By Michael Obel-Omia
Last Monday morning, campers settled into their seats in Amherst College’s “Red Room” to enjoy pearls of wisdom from the scintillating author, Da Chen. Having grown up in the deep south of China, running barefoot in muddy fields and riding the backs of water buffaloes, Mr. Chen shared jewels from his treasure trove of knowledge concerning his humble beginnings and his present efforts to stay humble and to connect meaningfully with people.
Mr. Chen lived in a tiny, remote Fujian village that featured ancient wells swimming with snakes and kerosene lanterns hissing with dim light. In spite of these challenges, his grandfather’s disgraced status during the communist political persecution, his family being beaten, and his father’s internment in a reform camp, Mr. Chen chose hope over despair, chose life over death.
A chance encounter with a Baptist professor, who taught him English and helped him imagine a world of possibilities, encouraged his excelling in college at Beijing Languages and Culture University. His stellar work there enabled him to stay on as a professor of English after graduating top in his class. He determined to reach America, arriving at age 23 with $30 in his pocket, a bamboo flute, and a steely determination to find his path and realize his dreams. He attended Columbia University School of Law on a full scholarship, and upon graduating, worked for the Wall Street investment banking firm of Rothschilds, Inc. After several successful years there, he left to pursue his dream of writing.
With us, this supremely talented man opened by reminding us that we are “all just words,” before sharing the gift of song: he played a tune that his father taught him on his bamboo flute. He remarked that it is our responsibility as humans to share a gift wherever we go. His desire to play for us stemmed from his desire not only to share one of his manifold gifts, but also to connect to his father and “give him immortality through the music.” He then told humorous stories about camels and their ability to be, always, ironic, before sharing the secret of good essay writing: “An essay is not a chronicle of one’s life, but an emotional plea.
The elements of a good essay: the essayist must have and express his voice, and the voice must make an emotional pleas by both expressing one’s highest dreams and one’s worst nightmares.” Doing so, expressing both the ecstasy and the agony, we show how complete a human we are, how capable and how vulnerable we truly are: that is what readers what to know, and that is what draws in readers–knowing and sharing in one’s humanity.

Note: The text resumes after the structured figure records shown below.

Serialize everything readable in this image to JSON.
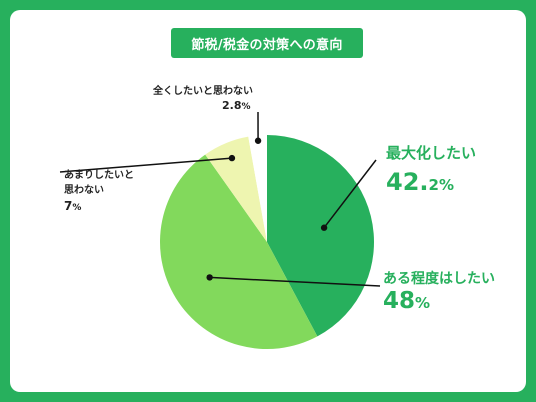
{
  "colors": {
    "background": "#27b05d",
    "card": "#ffffff",
    "title_bg": "#27b05d",
    "text_dark": "#222222",
    "accent_green": "#27b05d"
  },
  "chart_data": {
    "type": "pie",
    "title": "節税/税金の対策への意向",
    "slices": [
      {
        "label": "最大化したい",
        "value": 42.2,
        "display_number": "42.",
        "display_decimal": "2",
        "display_unit": "%",
        "color": "#27b05d"
      },
      {
        "label": "ある程度はしたい",
        "value": 48,
        "display_number": "48",
        "display_decimal": "",
        "display_unit": "%",
        "color": "#82d95c"
      },
      {
        "label": "あまりしたいと思わない",
        "label_line1": "あまりしたいと",
        "label_line2": "思わない",
        "value": 7,
        "display_number": "7",
        "display_decimal": "",
        "display_unit": "%",
        "color": "#eef5b0"
      },
      {
        "label": "全くしたいと思わない",
        "value": 2.8,
        "display_number": "2.8",
        "display_decimal": "",
        "display_unit": "%",
        "color": "#ffffff"
      }
    ],
    "start_angle_deg": 0,
    "direction": "clockwise"
  }
}
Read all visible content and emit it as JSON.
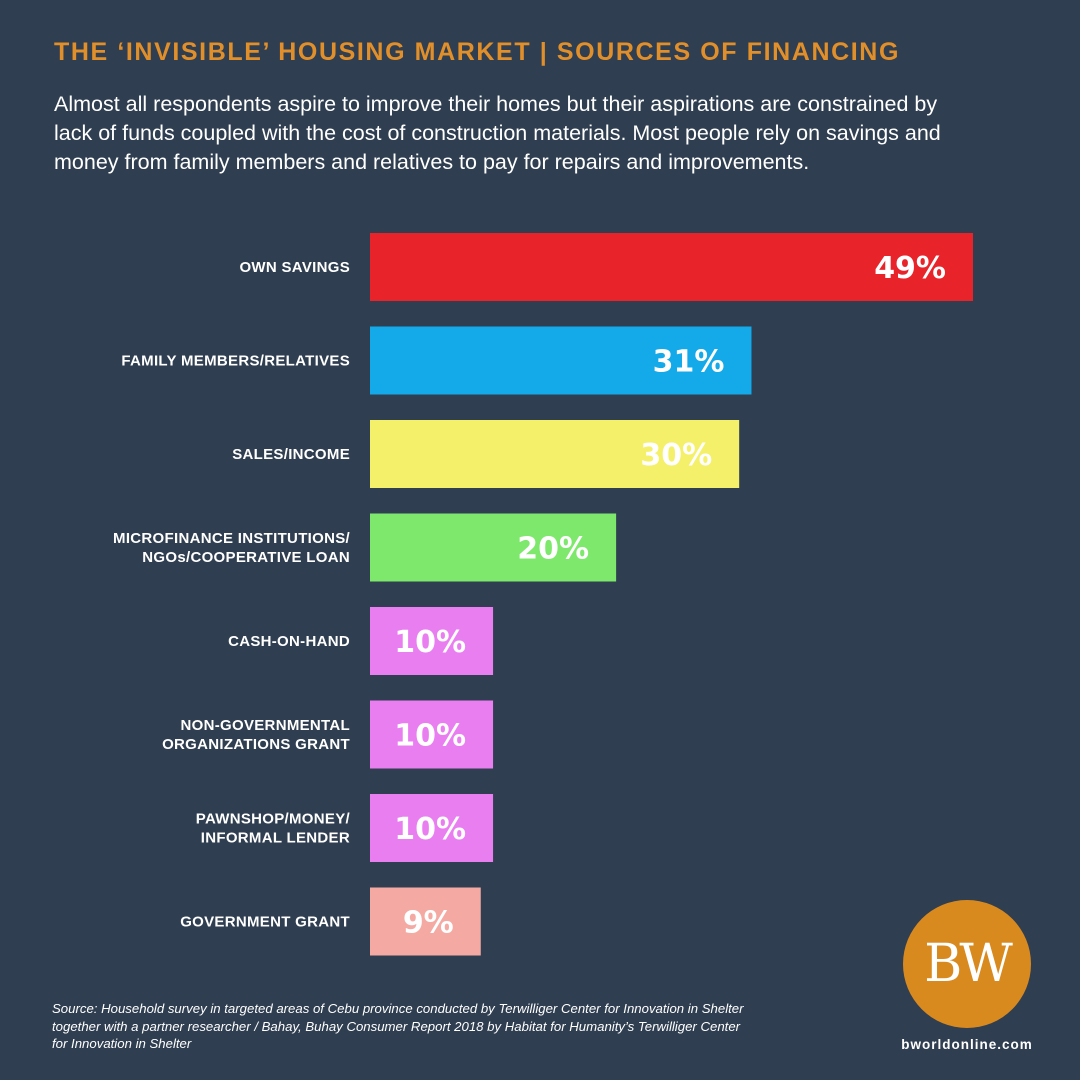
{
  "header": {
    "title": "THE ‘INVISIBLE’ HOUSING MARKET | SOURCES OF FINANCING",
    "subtitle": "Almost all respondents aspire to improve their homes but their aspirations are constrained by lack of funds coupled with the cost of construction materials. Most people rely on savings and money from family members and relatives to pay for repairs and improvements."
  },
  "chart_data": {
    "type": "bar",
    "orientation": "horizontal",
    "categories": [
      [
        "OWN SAVINGS"
      ],
      [
        "FAMILY MEMBERS/RELATIVES"
      ],
      [
        "SALES/INCOME"
      ],
      [
        "MICROFINANCE INSTITUTIONS/",
        "NGOs/COOPERATIVE LOAN"
      ],
      [
        "CASH-ON-HAND"
      ],
      [
        "NON-GOVERNMENTAL",
        "ORGANIZATIONS GRANT"
      ],
      [
        "PAWNSHOP/MONEY/",
        "INFORMAL LENDER"
      ],
      [
        "GOVERNMENT GRANT"
      ]
    ],
    "values": [
      49,
      31,
      30,
      20,
      10,
      10,
      10,
      9
    ],
    "value_labels": [
      "49%",
      "31%",
      "30%",
      "20%",
      "10%",
      "10%",
      "10%",
      "9%"
    ],
    "colors": [
      "#e8232a",
      "#14a9e8",
      "#f5f06a",
      "#7ee86c",
      "#e97ef0",
      "#e97ef0",
      "#e97ef0",
      "#f4aaa2"
    ],
    "xlim": [
      0,
      49
    ],
    "grid": false,
    "legend": "none"
  },
  "source": {
    "text": "Source: Household survey in targeted areas of Cebu province conducted by Terwilliger Center for Innovation in Shelter together with a partner researcher / Bahay, Buhay Consumer Report 2018 by Habitat for Humanity’s Terwilliger Center for Innovation in Shelter"
  },
  "brand": {
    "logo_text": "BW",
    "website": "bworldonline.com",
    "accent_color": "#d98a1f",
    "background_color": "#2f3e50"
  }
}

Da Chen focused mainly on college essay writing for the students, sharing the structure of a good essay–I want to do this, this is how I’ll do it, and when this happens, greatness–but also, and more important, he reminded the students to share their pain and their losses: “You will say to the reader, despite these losses and pains, I still dream these impossibly big dreams–and I will succeed.”
“We are,” according to Da Chen, “all just stories, and every story is the story of love, every journey is toward love.” As we write, we learn our purpose in life, which is to fulfill our talent. When queried as to how to share a talent when we don’t yet know how gifts, he told the rapt audience, “Then share the gift of good intentions.”
Da Chen spent the lion’s share of the afternoon conducting master classes on creative writing before joining the assembled group again for an evening lecture by Jan Constantine, General Counsel of the Authors Guild. He concluded his visit at dinner sharing his intense love of and respect for Great Books, marveling at the talent of the students and the care of the adults.